3. Il résulte des dispositions précitées que, pour apprécier si un candidat à l'emploi d'adjoint de sécurité remplit les conditions d'accès au corps, le préfet peut, compte tenu des missions incombant à ces agents, procéder à une enquête administrative. Dans le cadre de cette enquête administrative, peut être réalisée la consultation de fichiers de traitements automatisés de données personnelles mentionnés à l'article 230-6 du code de procédure pénale, qui requiert une habilitation spéciale.

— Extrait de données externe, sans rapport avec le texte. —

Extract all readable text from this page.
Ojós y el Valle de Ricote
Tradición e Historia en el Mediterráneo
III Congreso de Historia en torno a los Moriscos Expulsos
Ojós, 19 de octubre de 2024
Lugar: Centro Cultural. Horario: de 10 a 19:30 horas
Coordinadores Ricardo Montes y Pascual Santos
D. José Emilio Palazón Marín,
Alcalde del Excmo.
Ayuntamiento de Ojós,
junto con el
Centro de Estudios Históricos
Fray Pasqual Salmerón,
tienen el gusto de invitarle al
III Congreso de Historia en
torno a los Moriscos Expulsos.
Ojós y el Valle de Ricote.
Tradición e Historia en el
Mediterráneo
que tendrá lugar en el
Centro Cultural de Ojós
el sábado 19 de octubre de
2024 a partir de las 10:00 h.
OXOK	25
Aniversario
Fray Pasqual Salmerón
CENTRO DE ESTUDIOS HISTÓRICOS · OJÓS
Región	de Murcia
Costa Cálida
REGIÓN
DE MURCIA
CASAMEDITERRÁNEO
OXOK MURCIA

4. Il ressort des pièces du dossier que l'instruction de la candidature de M. C a donné lieu à une enquête administrative, notamment par le biais de la consultation du fichier de traitement des antécédents judiciaires. M. C soutient que cette enquête est entachée d'irrégularité, dès lors que la consultation des données personnelles le concernant dans ce fichier a été opérée par des agents qui n'étaient pas habilités à la faire. Toutefois, la circonstance que l'agent ayant procédé à cette consultation n'aurait pas été, en application des dispositions précitées du code de procédure pénale, individuellement désigné et régulièrement habilité à cette fin, si elle est susceptible de donner lieu aux procédures de contrôle de l'accès à ces traitements, n'est pas, par elle-même, de nature à entacher d'irrégularité la décision prise sur la demande d'agrément. Par suite, M. C n'est pas fondé à soutenir que la décision attaquée a été prise à l'issue d'une procédure irrégulière.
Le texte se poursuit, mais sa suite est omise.